A cultura de trabalho 996 na China, que exige que os funcionários trabalhem das nove da manhã às nove da noite, seis dias por semana, está mudando. O governo chinês está criando novas regras para limitar a jornada de trabalho a quarenta horas por semana, além de promover férias pagas e aumentar o salário mínimo. Essas mudanças buscam melhorar a qualidade de vida dos trabalhadores, já que a carga excessiva de trabalho afeta a saúde e a economia, pois menos tempo livre significa menos consumo. Empresas como a DJI e a Midea já estão ajustando seus horários, obrigando os funcionários a saírem mais cedo. O governo também planeja aumentar o salário mínimo em várias regiões para ajudar a reduzir a desigualdade de renda. No entanto, especialistas alertam que a implementação dessas mudanças pode ser difícil devido ao crescimento econômico lento e à insegurança no emprego. A nova geração de trabalhadores está buscando mais equilíbrio entre trabalho e vida pessoal, e o governo quer incentivar o consumo interno, especialmente em um momento de tensões comerciais com os Estados Unidos.
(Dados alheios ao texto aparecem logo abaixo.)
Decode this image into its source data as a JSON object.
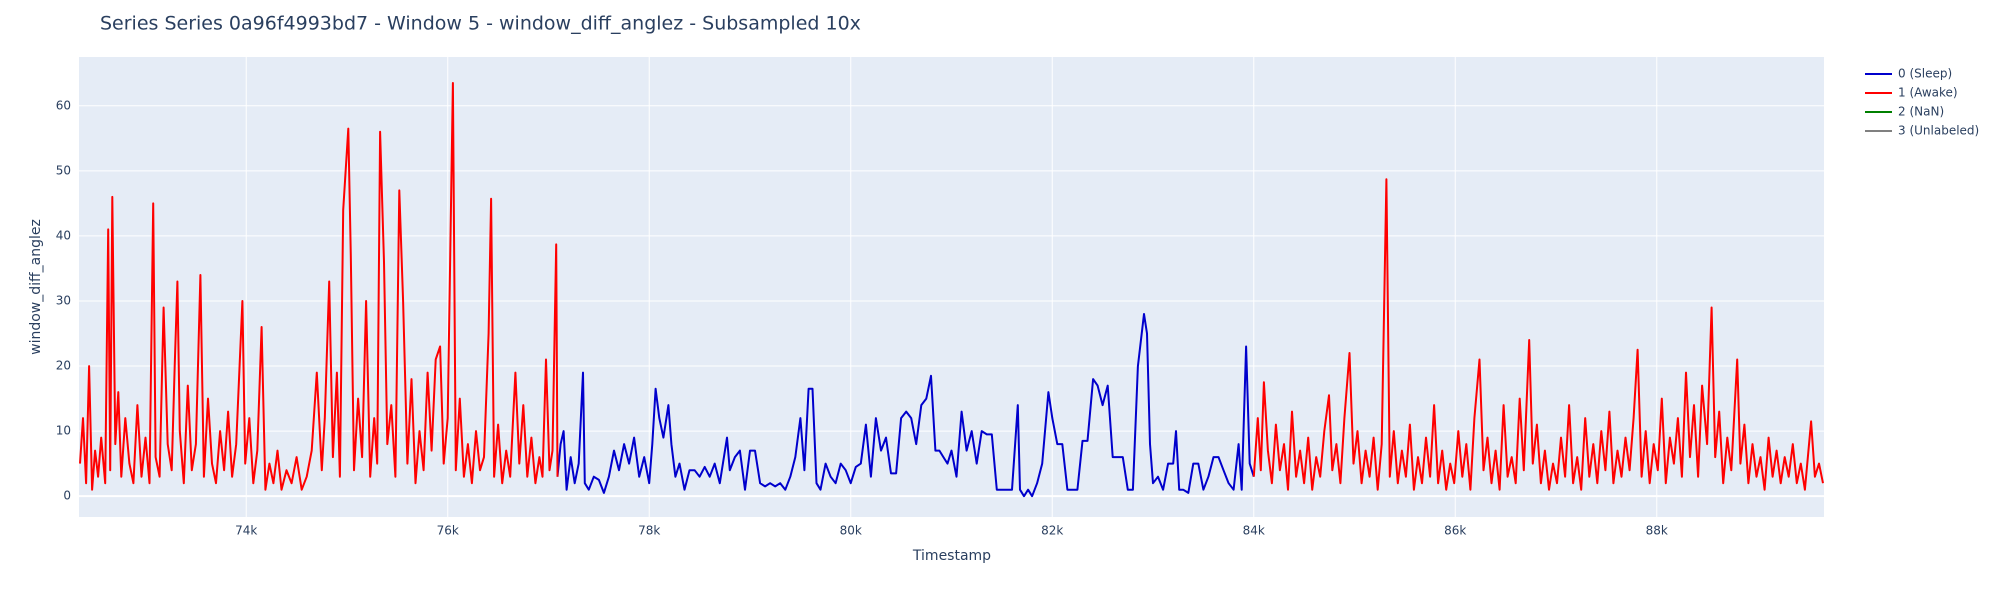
{
  "chart_data": {
    "type": "line",
    "title": "Series Series 0a96f4993bd7 - Window 5 - window_diff_anglez - Subsampled 10x",
    "x_label": "Timestamp",
    "y_label": "window_diff_anglez",
    "xlim": [
      72340,
      89660
    ],
    "ylim": [
      -3.2,
      67.5
    ],
    "xticks": [
      {
        "value": 74000,
        "label": "74k"
      },
      {
        "value": 76000,
        "label": "76k"
      },
      {
        "value": 78000,
        "label": "78k"
      },
      {
        "value": 80000,
        "label": "80k"
      },
      {
        "value": 82000,
        "label": "82k"
      },
      {
        "value": 84000,
        "label": "84k"
      },
      {
        "value": 86000,
        "label": "86k"
      },
      {
        "value": 88000,
        "label": "88k"
      }
    ],
    "yticks": [
      0,
      10,
      20,
      30,
      40,
      50,
      60
    ],
    "grid": true,
    "legend": "right",
    "series": [
      {
        "name": "0 (Sleep)",
        "color": "#0000cc",
        "x": [
          77089,
          77120,
          77150,
          77180,
          77220,
          77260,
          77300,
          77342,
          77360,
          77400,
          77450,
          77500,
          77550,
          77600,
          77650,
          77700,
          77750,
          77800,
          77850,
          77900,
          77950,
          78000,
          78030,
          78063,
          78100,
          78140,
          78190,
          78220,
          78260,
          78300,
          78350,
          78400,
          78450,
          78500,
          78550,
          78600,
          78650,
          78700,
          78772,
          78800,
          78850,
          78900,
          78950,
          79000,
          79050,
          79100,
          79150,
          79200,
          79250,
          79300,
          79350,
          79400,
          79450,
          79500,
          79540,
          79582,
          79620,
          79660,
          79700,
          79750,
          79800,
          79850,
          79900,
          79950,
          80000,
          80050,
          80100,
          80150,
          80200,
          80250,
          80300,
          80350,
          80400,
          80450,
          80500,
          80550,
          80600,
          80650,
          80700,
          80750,
          80797,
          80840,
          80880,
          80920,
          80960,
          81000,
          81050,
          81100,
          81150,
          81200,
          81250,
          81300,
          81350,
          81400,
          81450,
          81500,
          81550,
          81600,
          81658,
          81680,
          81720,
          81760,
          81800,
          81850,
          81900,
          81962,
          82000,
          82050,
          82100,
          82150,
          82200,
          82250,
          82300,
          82350,
          82405,
          82450,
          82500,
          82550,
          82600,
          82650,
          82700,
          82750,
          82800,
          82850,
          82911,
          82940,
          82970,
          83000,
          83050,
          83100,
          83150,
          83200,
          83228,
          83260,
          83300,
          83350,
          83400,
          83450,
          83500,
          83550,
          83600,
          83650,
          83700,
          83750,
          83800,
          83850,
          83880,
          83924,
          83960,
          84000
        ],
        "values": [
          3,
          8,
          10,
          1,
          6,
          2,
          5,
          19,
          2,
          1,
          3,
          2.5,
          0.5,
          3,
          7,
          4,
          8,
          5,
          9,
          3,
          6,
          2,
          8,
          16.5,
          12,
          9,
          14,
          8,
          3,
          5,
          1,
          4,
          4,
          3,
          4.5,
          3,
          5,
          2,
          9,
          4,
          6,
          7,
          1,
          7,
          7,
          2,
          1.5,
          2,
          1.5,
          2,
          1,
          3,
          6,
          12,
          4,
          16.5,
          16.5,
          2,
          1,
          5,
          3,
          2,
          5,
          4,
          2,
          4.5,
          5,
          11,
          3,
          12,
          7,
          9,
          3.5,
          3.5,
          12,
          13,
          12,
          8,
          14,
          15,
          18.5,
          7,
          7,
          6,
          5,
          7,
          3,
          13,
          7,
          10,
          5,
          10,
          9.5,
          9.5,
          1,
          1,
          1,
          1,
          14,
          1,
          0,
          1,
          0,
          2,
          5,
          16,
          12,
          8,
          8,
          1,
          1,
          1,
          8.5,
          8.5,
          18,
          17,
          14,
          17,
          6,
          6,
          6,
          1,
          1,
          20,
          28,
          25,
          8,
          2,
          3,
          1,
          5,
          5,
          10,
          1,
          1,
          0.5,
          5,
          5,
          1,
          3,
          6,
          6,
          4,
          2,
          1,
          8,
          1,
          23,
          5,
          3
        ]
      },
      {
        "name": "1 (Awake)",
        "color": "#ff0000",
        "x": [
          72350,
          72380,
          72410,
          72440,
          72470,
          72500,
          72530,
          72560,
          72600,
          72630,
          72650,
          72671,
          72700,
          72730,
          72760,
          72800,
          72840,
          72880,
          72920,
          72960,
          73000,
          73040,
          73076,
          73100,
          73140,
          73180,
          73220,
          73260,
          73290,
          73317,
          73340,
          73380,
          73420,
          73460,
          73500,
          73545,
          73580,
          73620,
          73660,
          73700,
          73740,
          73780,
          73820,
          73860,
          73900,
          73962,
          73990,
          74030,
          74070,
          74110,
          74152,
          74190,
          74230,
          74270,
          74310,
          74350,
          74400,
          74450,
          74500,
          74550,
          74600,
          74650,
          74700,
          74750,
          74780,
          74823,
          74860,
          74900,
          74930,
          74962,
          75013,
          75038,
          75070,
          75110,
          75150,
          75190,
          75230,
          75270,
          75300,
          75329,
          75367,
          75400,
          75440,
          75480,
          75519,
          75557,
          75600,
          75640,
          75680,
          75720,
          75760,
          75800,
          75840,
          75880,
          75924,
          75960,
          76000,
          76051,
          76080,
          76120,
          76160,
          76200,
          76240,
          76280,
          76320,
          76360,
          76405,
          76430,
          76460,
          76500,
          76540,
          76580,
          76620,
          76671,
          76710,
          76750,
          76790,
          76830,
          76870,
          76910,
          76940,
          76975,
          77010,
          77040,
          77076,
          77089,
          null,
          84000,
          84040,
          84070,
          84101,
          84140,
          84180,
          84220,
          84260,
          84300,
          84340,
          84380,
          84420,
          84460,
          84500,
          84540,
          84580,
          84620,
          84660,
          84700,
          84747,
          84780,
          84820,
          84860,
          84900,
          84950,
          84990,
          85030,
          85070,
          85110,
          85150,
          85190,
          85230,
          85270,
          85317,
          85350,
          85390,
          85430,
          85470,
          85510,
          85550,
          85590,
          85630,
          85670,
          85710,
          85750,
          85790,
          85830,
          85870,
          85910,
          85950,
          85990,
          86030,
          86070,
          86110,
          86150,
          86190,
          86241,
          86280,
          86320,
          86360,
          86400,
          86440,
          86480,
          86520,
          86560,
          86600,
          86640,
          86680,
          86734,
          86770,
          86810,
          86850,
          86890,
          86930,
          86970,
          87010,
          87050,
          87090,
          87130,
          87170,
          87210,
          87250,
          87290,
          87330,
          87370,
          87410,
          87450,
          87490,
          87530,
          87570,
          87610,
          87650,
          87690,
          87730,
          87770,
          87810,
          87850,
          87890,
          87930,
          87970,
          88010,
          88050,
          88090,
          88130,
          88170,
          88210,
          88250,
          88290,
          88330,
          88370,
          88410,
          88450,
          88500,
          88544,
          88580,
          88620,
          88660,
          88700,
          88740,
          88798,
          88830,
          88870,
          88910,
          88950,
          88990,
          89030,
          89070,
          89110,
          89150,
          89190,
          89230,
          89270,
          89310,
          89350,
          89390,
          89430,
          89470,
          89532,
          89570,
          89610,
          89650
        ],
        "values": [
          5,
          12,
          2,
          20,
          1,
          7,
          3,
          9,
          2,
          41,
          4,
          46,
          8,
          16,
          3,
          12,
          5,
          2,
          14,
          3,
          9,
          2,
          45,
          6,
          3,
          29,
          8,
          4,
          20,
          33,
          10,
          2,
          17,
          4,
          8,
          34,
          3,
          15,
          5,
          2,
          10,
          4,
          13,
          3,
          8,
          30,
          5,
          12,
          2,
          7,
          26,
          1,
          5,
          2,
          7,
          1,
          4,
          2,
          6,
          1,
          3,
          7,
          19,
          4,
          12,
          33,
          6,
          19,
          3,
          44,
          56.5,
          37,
          4,
          15,
          6,
          30,
          3,
          12,
          5,
          56,
          36,
          8,
          14,
          3,
          47,
          30,
          5,
          18,
          2,
          10,
          4,
          19,
          7,
          21,
          23,
          5,
          12,
          63.5,
          4,
          15,
          3,
          8,
          2,
          10,
          4,
          6,
          25,
          45.7,
          3,
          11,
          2,
          7,
          3,
          19,
          5,
          14,
          3,
          9,
          2,
          6,
          3,
          21,
          4,
          7,
          38.7,
          3,
          null,
          3,
          12,
          4,
          17.5,
          7,
          2,
          11,
          4,
          8,
          1,
          13,
          3,
          7,
          2,
          9,
          1,
          6,
          3,
          10,
          15.5,
          4,
          8,
          2,
          12,
          22,
          5,
          10,
          2,
          7,
          3,
          9,
          1,
          8,
          48.7,
          3,
          10,
          2,
          7,
          3,
          11,
          1,
          6,
          2,
          9,
          3,
          14,
          2,
          7,
          1,
          5,
          2,
          10,
          3,
          8,
          1,
          12,
          21,
          4,
          9,
          2,
          7,
          1,
          14,
          3,
          6,
          2,
          15,
          4,
          24,
          5,
          11,
          2,
          7,
          1,
          5,
          2,
          9,
          3,
          14,
          2,
          6,
          1,
          12,
          3,
          8,
          2,
          10,
          4,
          13,
          2,
          7,
          3,
          9,
          4,
          12,
          22.5,
          3,
          10,
          2,
          8,
          4,
          15,
          2,
          9,
          5,
          12,
          3,
          19,
          6,
          14,
          3,
          17,
          8,
          29,
          6,
          13,
          2,
          9,
          4,
          21,
          5,
          11,
          2,
          8,
          3,
          6,
          1,
          9,
          3,
          7,
          2,
          6,
          3,
          8,
          2,
          5,
          1,
          11.5,
          3,
          5,
          2
        ]
      },
      {
        "name": "2 (NaN)",
        "color": "#008000",
        "x": [],
        "values": []
      },
      {
        "name": "3 (Unlabeled)",
        "color": "#808080",
        "x": [],
        "values": []
      }
    ]
  }
}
A cultura de trabalho 996 na China, que exige jornadas de nove horas a cada dia, seis dias por semana, está sendo desafiada pelo governo. Novas regulamentações visam limitar a carga horária a quarenta horas semanais, promovendo um melhor equilíbrio entre vida pessoal e profissional.
As novas diretrizes incluem a promoção de férias remuneradas e um aumento no salário mínimo, com o objetivo de melhorar as condições de trabalho. O governo reconhece que a excessiva carga horária tem impactos negativos na saúde dos trabalhadores e na economia, já que a falta de tempo livre reduz o consumo.
Empresas como a DJI, fabricante de drones, implementaram mudanças significativas. Desde o final de fevereiro, os funcionários são obrigados a deixar o trabalho até 21h. A Midea, fabricante de eletrodomésticos, também estabeleceu horários de saída obrigatórios, instruindo seus colaboradores a deixarem o escritório às 18h20.
Mudanças nas Empresas
Essas mudanças refletem uma nova abordagem em relação ao trabalho na China. O governo está pressionando as empresas a respeitarem as leis trabalhistas, e algumas já enfrentaram penalidades por não cumprirem as normas. Um escritório de advocacia foi multado por estender ilegalmente o horário de trabalho.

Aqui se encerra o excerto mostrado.